Remote HSM management allows multiple security teams to perform tasks from a central remote location without the need to travel to a physical data center. A flexible HSM management solution provides users with operational cost savings and flexibility. Remote HSM management capabilities are distinctive in that they require more stringent security controls.
Banks and other institutions have been wrestling with these unique challenges for decades. That’s why it’s become important for the blockchain community to embrace tried and tested solutions, such as programmable HSMs, which may be crucial in helping blockchain evolve and mature.
In the face of such diverse and imminent threats, companies often make the right decision to spend more on cybersecurity. But many are unsure how to go about it, often misallocating time, money and resources in their mitigation strategies.
For example, a global financial-services company might leave cybersecurity investments mainly to the discretion of the chief information security officer (CISO).

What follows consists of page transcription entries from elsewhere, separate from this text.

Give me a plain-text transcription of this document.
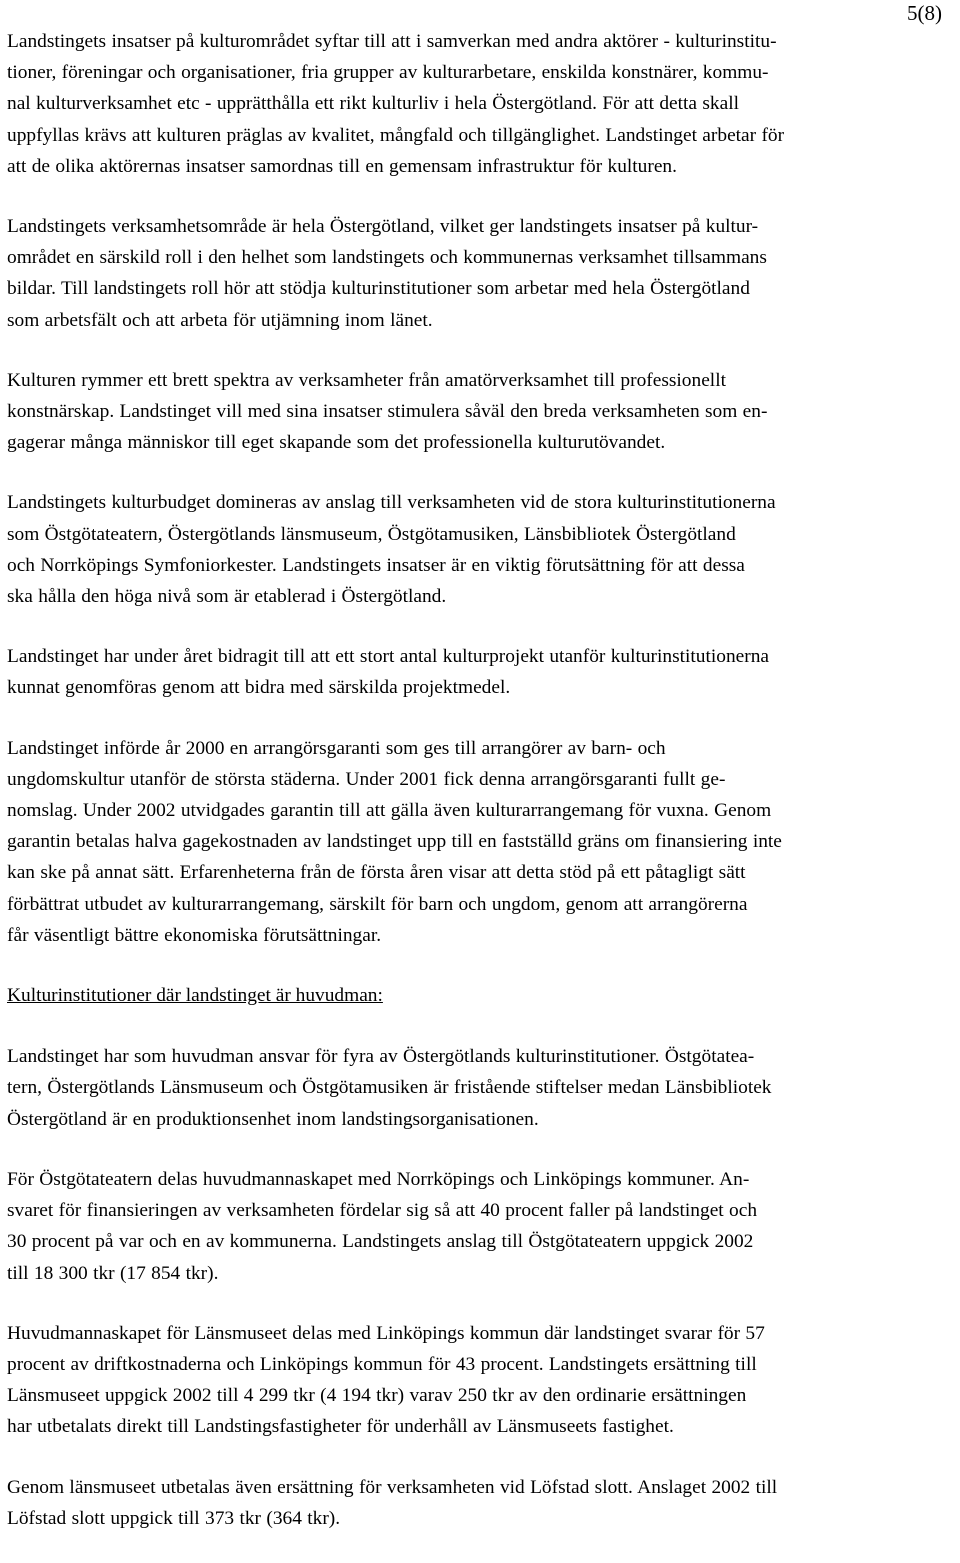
5(8)

Landstingets insatser på kulturområdet syftar till att i samverkan med andra aktörer - kulturinstitu-
tioner, föreningar och organisationer, fria grupper av kulturarbetare, enskilda konstnärer, kommu-
nal kulturverksamhet etc - upprätthålla ett rikt kulturliv i hela Östergötland. För att detta skall
uppfyllas krävs att kulturen präglas av kvalitet, mångfald och tillgänglighet. Landstinget arbetar för
att de olika aktörernas insatser samordnas till en gemensam infrastruktur för kulturen.

Landstingets verksamhetsområde är hela Östergötland, vilket ger landstingets insatser på kultur-
området en särskild roll i den helhet som landstingets och kommunernas verksamhet tillsammans
bildar. Till landstingets roll hör att stödja kulturinstitutioner som arbetar med hela Östergötland
som arbetsfält och att arbeta för utjämning inom länet.

Kulturen rymmer ett brett spektra av verksamheter från amatörverksamhet till professionellt
konstnärskap. Landstinget vill med sina insatser stimulera såväl den breda verksamheten som en-
gagerar många människor till eget skapande som det professionella kulturutövandet.

Landstingets kulturbudget domineras av anslag till verksamheten vid de stora kulturinstitutionerna
som Östgötateatern, Östergötlands länsmuseum, Östgötamusiken, Länsbibliotek Östergötland
och Norrköpings Symfoniorkester. Landstingets insatser är en viktig förutsättning för att dessa
ska hålla den höga nivå som är etablerad i Östergötland.

Landstinget har under året bidragit till att ett stort antal kulturprojekt utanför kulturinstitutionerna
kunnat genomföras genom att bidra med särskilda projektmedel.

Landstinget införde år 2000 en arrangörsgaranti som ges till arrangörer av barn- och
ungdomskultur utanför de största städerna. Under 2001 fick denna arrangörsgaranti fullt ge-
nomslag. Under 2002 utvidgades garantin till att gälla även kulturarrangemang för vuxna. Genom
garantin betalas halva gagekostnaden av landstinget upp till en fastställd gräns om finansiering inte
kan ske på annat sätt. Erfarenheterna från de första åren visar att detta stöd på ett påtagligt sätt
förbättrat utbudet av kulturarrangemang, särskilt för barn och ungdom, genom att arrangörerna
får väsentligt bättre ekonomiska förutsättningar.

Kulturinstitutioner där landstinget är huvudman:

Landstinget har som huvudman ansvar för fyra av Östergötlands kulturinstitutioner. Östgötatea-
tern, Östergötlands Länsmuseum och Östgötamusiken är fristående stiftelser medan Länsbibliotek
Östergötland är en produktionsenhet inom landstingsorganisationen.

För Östgötateatern delas huvudmannaskapet med Norrköpings och Linköpings kommuner. An-
svaret för finansieringen av verksamheten fördelar sig så att 40 procent faller på landstinget och
30 procent på var och en av kommunerna. Landstingets anslag till Östgötateatern uppgick 2002
till 18 300 tkr (17 854 tkr).

Huvudmannaskapet för Länsmuseet delas med Linköpings kommun där landstinget svarar för 57
procent av driftkostnaderna och Linköpings kommun för 43 procent. Landstingets ersättning till
Länsmuseet uppgick 2002 till 4 299 tkr (4 194 tkr) varav 250 tkr av den ordinarie ersättningen
har utbetalats direkt till Landstingsfastigheter för underhåll av Länsmuseets fastighet.

Genom länsmuseet utbetalas även ersättning för verksamheten vid Löfstad slott. Anslaget 2002 till
Löfstad slott uppgick till 373 tkr (364 tkr).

This can lead to security teams being isolated from business leaders, and the resulting controls were not focused on the most critical assets that require protection.
Another example may be a healthcare provider that makes patient data its only priority, while other infosec areas are neglected, such as confidential financial data relevant to big-dollar negotiations.
These common examples illustrate the growing need for a unified, enterprise-wide approach to cyber risk which involves the business and the risk, IT, and cybersecurity groups.
Leaders of these groups must begin to work together in order to identify and protect an organization’s critical digital assets as a priority. Critical infrastructure security investment must be a key part of the business budget cycle and investment decisions must be more evidence-based and sensitive to changes.
Whether the future of many of the world’s largest industries will evolve to adopt blockchain technology is still up for debate. But if history teaches us anything, it’s that it’s going to take a lot more to protect our digital assets in 2020.